User Tools


This is an old revision of the document!


Table of Contents

Object Detection

Introduction

An object detection algorithm is one that takes in an image, and outputs bounding boxes surrounding the objects of interest in the image. An example is shown below, a dog, bicycle, and a car.

Before you can use an object detection algorithm, you must first predefine what sort of objects (aka classes) you want to be able to detect. Next, you must train the algorithm on example images that contain the objects you want it to learn. These images must be manually labeled by people, showing where the objects are in the image. In our experience, you probably need at least a few hundred example images for each class to get decent results.

After the algorithm has been trained on the example data, you can then use it to find objects in new images that it hasn't seen before! The process of using the object detection algorithm to find objects is also known as “inference”.

Tools

We currently use the Tensorflow object detection API (henceforth abbreviated as TFODA) for both training and inference. Previously we used the Darknet framework, however we found it rather difficult to use because the code is messy and uses rather old versions of libraries. The tensorflow object detection API is developed by more people, easier to use, and kept more up to date.

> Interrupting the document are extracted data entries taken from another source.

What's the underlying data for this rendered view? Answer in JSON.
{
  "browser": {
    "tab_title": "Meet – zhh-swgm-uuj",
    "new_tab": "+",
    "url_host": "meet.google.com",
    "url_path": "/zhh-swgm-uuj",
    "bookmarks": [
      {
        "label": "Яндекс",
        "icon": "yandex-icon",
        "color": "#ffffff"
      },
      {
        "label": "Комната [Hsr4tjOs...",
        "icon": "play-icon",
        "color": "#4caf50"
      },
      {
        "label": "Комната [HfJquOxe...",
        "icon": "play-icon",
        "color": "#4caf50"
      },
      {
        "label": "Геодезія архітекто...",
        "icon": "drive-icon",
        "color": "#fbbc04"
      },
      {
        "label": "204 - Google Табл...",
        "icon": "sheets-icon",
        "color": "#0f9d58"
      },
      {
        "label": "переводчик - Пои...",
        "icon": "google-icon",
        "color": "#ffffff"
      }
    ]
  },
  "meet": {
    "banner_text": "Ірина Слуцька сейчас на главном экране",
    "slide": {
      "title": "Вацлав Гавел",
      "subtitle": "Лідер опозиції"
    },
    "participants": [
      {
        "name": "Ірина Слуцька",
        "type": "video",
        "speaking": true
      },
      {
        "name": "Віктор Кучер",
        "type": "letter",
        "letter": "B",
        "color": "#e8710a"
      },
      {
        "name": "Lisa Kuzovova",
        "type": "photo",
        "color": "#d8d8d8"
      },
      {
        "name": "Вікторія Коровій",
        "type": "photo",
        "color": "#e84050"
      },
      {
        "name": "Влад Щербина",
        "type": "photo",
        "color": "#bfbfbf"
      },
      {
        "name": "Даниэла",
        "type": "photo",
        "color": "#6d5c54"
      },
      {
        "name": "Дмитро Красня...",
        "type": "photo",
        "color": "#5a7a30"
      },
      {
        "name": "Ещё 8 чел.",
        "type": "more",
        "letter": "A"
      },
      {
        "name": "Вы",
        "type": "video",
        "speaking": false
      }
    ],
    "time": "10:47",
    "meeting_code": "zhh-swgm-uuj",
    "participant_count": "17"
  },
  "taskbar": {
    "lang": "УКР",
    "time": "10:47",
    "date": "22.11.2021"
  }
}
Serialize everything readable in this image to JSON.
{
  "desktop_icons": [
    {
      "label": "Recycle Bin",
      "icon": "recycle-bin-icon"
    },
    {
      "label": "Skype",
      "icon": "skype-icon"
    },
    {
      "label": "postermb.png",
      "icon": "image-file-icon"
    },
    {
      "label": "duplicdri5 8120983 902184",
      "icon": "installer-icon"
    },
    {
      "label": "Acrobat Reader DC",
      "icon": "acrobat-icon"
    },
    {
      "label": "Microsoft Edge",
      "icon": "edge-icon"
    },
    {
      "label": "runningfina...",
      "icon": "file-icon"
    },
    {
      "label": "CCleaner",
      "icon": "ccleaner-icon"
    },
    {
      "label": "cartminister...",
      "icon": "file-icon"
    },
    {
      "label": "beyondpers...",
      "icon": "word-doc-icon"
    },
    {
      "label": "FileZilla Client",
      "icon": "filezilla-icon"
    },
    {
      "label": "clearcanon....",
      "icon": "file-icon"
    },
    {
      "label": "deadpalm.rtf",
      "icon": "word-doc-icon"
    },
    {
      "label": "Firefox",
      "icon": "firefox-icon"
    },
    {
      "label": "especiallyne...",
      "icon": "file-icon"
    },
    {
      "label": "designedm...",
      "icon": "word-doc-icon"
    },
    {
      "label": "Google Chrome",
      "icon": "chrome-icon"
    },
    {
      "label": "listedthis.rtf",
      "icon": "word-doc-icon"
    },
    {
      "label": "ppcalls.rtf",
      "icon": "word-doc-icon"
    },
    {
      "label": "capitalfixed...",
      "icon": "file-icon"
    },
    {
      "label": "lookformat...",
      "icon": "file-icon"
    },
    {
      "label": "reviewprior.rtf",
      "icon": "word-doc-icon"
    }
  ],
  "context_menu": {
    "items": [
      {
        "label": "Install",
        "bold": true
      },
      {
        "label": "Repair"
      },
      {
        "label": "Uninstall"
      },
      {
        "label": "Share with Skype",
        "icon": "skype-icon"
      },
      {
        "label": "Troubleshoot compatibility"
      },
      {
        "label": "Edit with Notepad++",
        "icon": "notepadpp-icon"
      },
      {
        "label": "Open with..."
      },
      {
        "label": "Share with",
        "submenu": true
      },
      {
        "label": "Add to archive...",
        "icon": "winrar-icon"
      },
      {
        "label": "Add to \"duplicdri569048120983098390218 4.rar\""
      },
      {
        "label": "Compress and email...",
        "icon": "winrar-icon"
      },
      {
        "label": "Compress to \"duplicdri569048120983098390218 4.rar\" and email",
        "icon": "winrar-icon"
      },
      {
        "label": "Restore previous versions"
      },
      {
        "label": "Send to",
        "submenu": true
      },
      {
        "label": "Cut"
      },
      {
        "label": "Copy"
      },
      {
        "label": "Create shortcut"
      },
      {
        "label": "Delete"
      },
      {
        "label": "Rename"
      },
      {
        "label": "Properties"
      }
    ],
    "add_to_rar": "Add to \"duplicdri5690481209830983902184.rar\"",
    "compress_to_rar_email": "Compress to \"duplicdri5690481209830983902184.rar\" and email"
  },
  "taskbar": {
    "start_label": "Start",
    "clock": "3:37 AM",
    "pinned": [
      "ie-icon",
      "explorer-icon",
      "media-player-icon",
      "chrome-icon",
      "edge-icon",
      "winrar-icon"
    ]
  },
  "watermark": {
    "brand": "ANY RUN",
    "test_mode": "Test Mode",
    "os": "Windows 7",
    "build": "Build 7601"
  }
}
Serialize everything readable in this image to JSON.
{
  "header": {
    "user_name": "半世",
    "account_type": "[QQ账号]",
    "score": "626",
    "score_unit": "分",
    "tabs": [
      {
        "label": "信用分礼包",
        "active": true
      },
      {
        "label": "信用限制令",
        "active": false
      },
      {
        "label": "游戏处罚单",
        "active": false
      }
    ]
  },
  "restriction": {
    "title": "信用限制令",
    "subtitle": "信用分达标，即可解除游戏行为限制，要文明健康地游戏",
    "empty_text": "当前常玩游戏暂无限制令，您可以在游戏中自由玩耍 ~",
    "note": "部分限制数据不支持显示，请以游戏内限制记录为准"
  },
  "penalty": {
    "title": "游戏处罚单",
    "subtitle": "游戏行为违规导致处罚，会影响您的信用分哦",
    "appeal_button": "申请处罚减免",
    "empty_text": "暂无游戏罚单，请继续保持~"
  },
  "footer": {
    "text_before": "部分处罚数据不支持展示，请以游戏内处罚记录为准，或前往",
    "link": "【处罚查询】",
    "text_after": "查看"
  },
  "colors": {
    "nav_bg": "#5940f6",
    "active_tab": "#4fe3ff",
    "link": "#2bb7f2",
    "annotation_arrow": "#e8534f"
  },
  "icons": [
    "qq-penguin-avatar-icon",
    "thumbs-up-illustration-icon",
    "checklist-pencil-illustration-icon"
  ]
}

To label our images, we use sloth. For more details, see (link). Sloth creates a json file that describes the labels for each image. The TFODA requires the example images and their labels to be packaged into a specific file format called a TFrecord. We have a python script for doing so in our vision_dev repository. To create a TFrecord file, you need both the json file containing the labels and the images the json file refers to. Usage is shown below:

./sloth_to_tf_record.py <input json file> <output directory>

sloth_to_tf_record.py uses the json file to find the image files, so if the script can't find images, look at the json file to see the path that it uses to locate each image. sloth_to_tfrecord.py actually generates several files which get stored in <output directory>, which must already exist (the script will not create the directory if it does not exist). The output files are:

  • label_map.pbtext - defines all the image classes
  • train.record - stores images and labels to be trained on
  • test.record - stores images and labels for testing

You'll notice that the script actually creates two record files, train.record test.record.